The uncertainty of stock markets provides much of the reason for higher long-term returns than you can receive in many other investments. If returns were certain, they certainly would be lower than stocks have generated historically.
Just as important from our viewpoint, uncertainty also increases the need for analysis and planning. It provides a reason to be thorough in research and specific in determining the right investment portfolio for any given person based on their goals and comfort with market fluctuations.
Seth Klarman, one of the most successful value investors of the past 20 years, authored a paper in the midst of the financial crisis in 2009 titled The Value of Not Being Sure. One passage in particular seems fitting to keep in mind as the situation in Greece grabs headlines along with uncertainty about whether or not the U.S. economy is strong enough for the Federal Reserve to raise short-term interest rates.
Klarman wrote: “To be sure, uncertainty breeds doubt, which can be paralyzing. But uncertainty also motivates diligence, as one pursues the unattainable goal of eliminating all doubt. Unlike premature or false certainty, which induces flawed analysis and failed judgments, a healthy uncertainty drives the quest for justifiable conviction. Always remembering that we might be wrong, we must contemplate alternatives, concoct hedges, and search vigilantly for validation of our assessments.” (More highlights of the paper here).

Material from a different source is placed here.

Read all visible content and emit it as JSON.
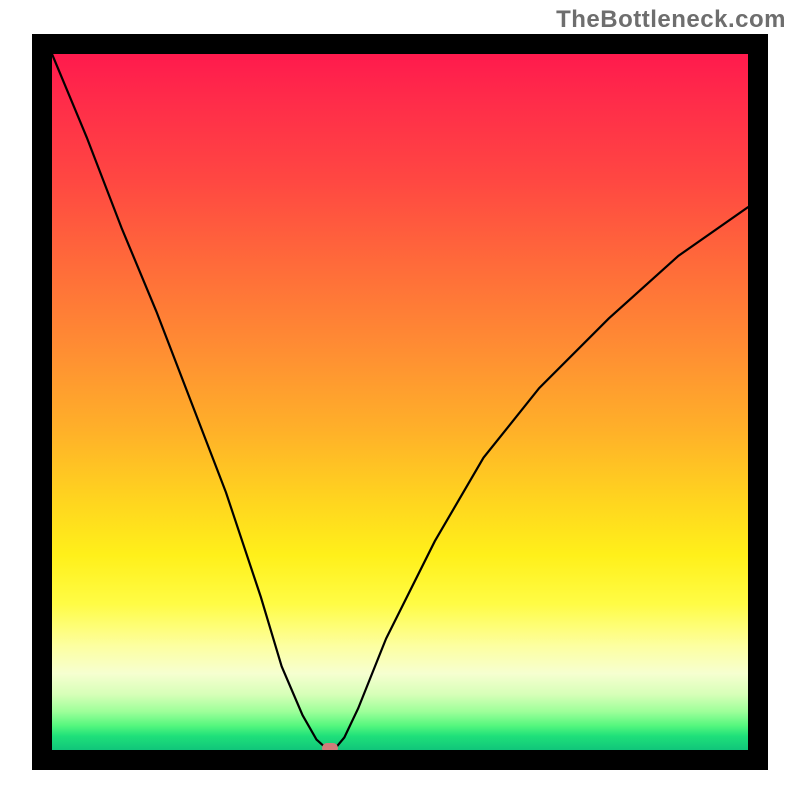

When we build financial plans we have no choice but to make a series of assumptions that are certain to be imprecise. But this uncertainty forces us to be very conscious of the legitimacy of our assumptions and how they may impact financial security. Similar vigilance goes into our review of investment choices and how they work together to align with the financial plan.
We know that markets will zig and zag; stocks and bonds will alternate relative attractiveness. But without control over the timing of these shifts in market favor, we need to be clear about how people feel about uncertainty. As David Booth, founder of Dimensional Fund Advisors puts it: “Markets will go up and down. Invest in a way that you can accept it. Don’t put enough at risk that its fluctuation will make you too nervous.”
It’s important to remember that often, the uncertainty which may make you nervous is not actually all that important. As Eddy Elfenbein of the Crossing Wall Street newsletter points out, “The market rises by about 1/30th of a percent each trading day. The volatility each day is about 1%. So that’s saying each day the noise is thirty times greater than the value. Just think about that.”